Words like megapixels, resolution, gigabytes, and media cards sounds like esoteric jargon to the technologically impaired, existing in an intangible virtual outer space, separate and apart from their coffee table photo albums, and family brag books. Instead, mothers will pay ten dollars for a throw-away camera they know they can drop off to Ed at the CVS picture lab the next day, while their children's 10 megapixel Canon and Nikon digitals collect dust in the closet.
When it comes to picture reproduction, parents and children could not live on more separate planets. However, a new remedy bridging the generational gap can be found in photo books.
What's Old Is New Again
These new digital twists on scrapbooking and photo-albuming are not only a unique way to see your Photobucket regulars, and Facebook treasures, on real life, tree-spawned pages, but one that makes you into somewhat of a hero to your older family members. By taking your digital images, once held hostage in Compact Flash (CF) cards and jump drives, and freeing them to be admired by all in book form, is like the Holy Grail of photo reproduction, upgrading your title from picture enthusiast to photo book author.
Last summer, I traveled to Japan, and documented my every breath with my Canon. As friends and acquaintances regularly enjoyed my MySpace web gallery, my picture phone texts, and virtual slideshows, leaving comments and sending them to their friends, my parents were limited to the half a dozen shots I committed to printing. My guilt overtook me when my mother was stripped of her bragging rights at my cousin's wedding because she had no photo album of evidence supporting her claim that her daughter was a world traveler. Something had to be done.
I enlisted the help of Shutterfly; a web-based system that lets you design and create your own photo book. I visited the company website, quite fitting addressed wwww.shutterfly.com, and created a user account. Once I logged in, I put together a profile I entitled "Japan," uploaded my images, and then customized my book.

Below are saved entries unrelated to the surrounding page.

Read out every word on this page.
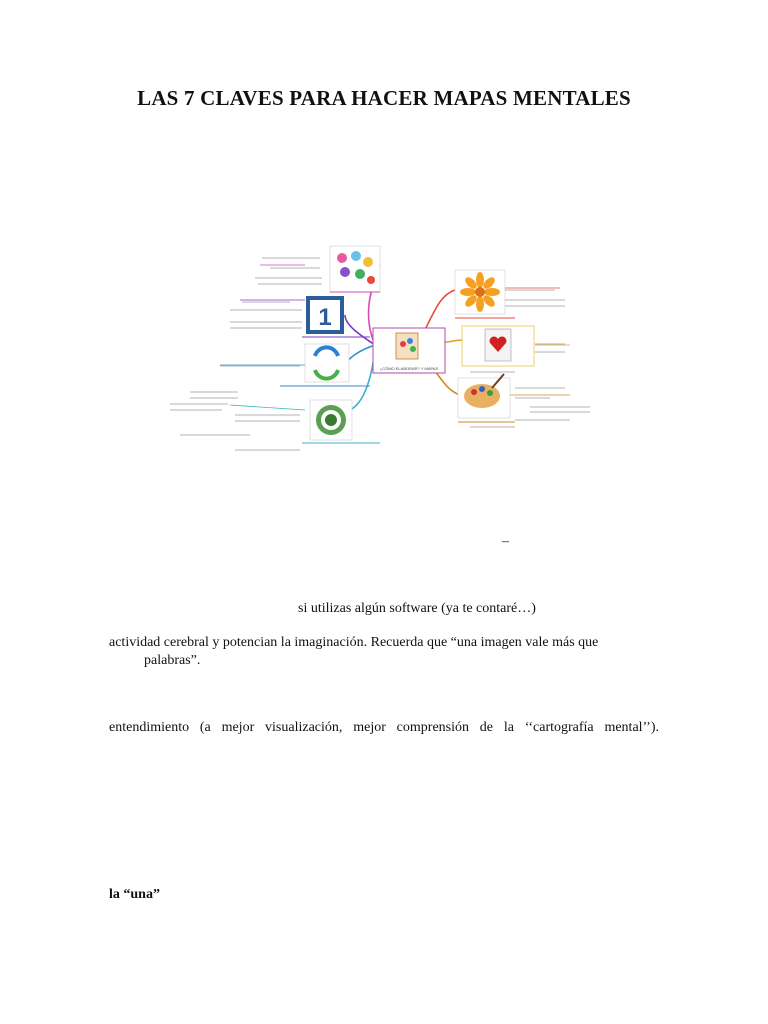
LAS 7 CLAVES PARA HACER MAPAS MENTALES
¿CÓMO ELABORAR? Y MAPAS
1
–
si utilizas algún software (ya te contaré…)
actividad cerebral y potencian la imaginación. Recuerda que “una imagen vale más que
palabras”.
entendimiento (a mejor visualización, mejor comprensión de la ‘‘cartografía mental’’).
la “una”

Designing a photo book was like designing a Facebook or MySpace profile, instead of uploading to Photobucket, you upload to Shutterfly. Depending on whichever package you choose, you are given a certain number of pages to decorate with images and photo descriptions. My Japan profile is always saved on my Shutterfly account, so I can add and swap out images, increase pages, change descriptions, and order another book whenever I want.
Choices Everywhere
Even within the photo industry itself, photo books are a lucrative resource for retailers and photographers, and were fixtures at exhibitor booths at both the recent PMA and WPPI 2007 trade shows. Companies are creating technologies that streamline the process of making photo books, such as Xerox's iGEN3 digital press, and designing desktop systems like Albumprinter, BV, who are offering complete B2B publishing software.
The multitude of photo book companies that are flooding the market are good news for anybody with parents and family members looking for tangible photo output, separate from the digital applications promoted in personal profiles and web galleries. Also, photo books are good news for those children who need to ingratiate their mother's ego with a constant supply of brag books she can show to her friends.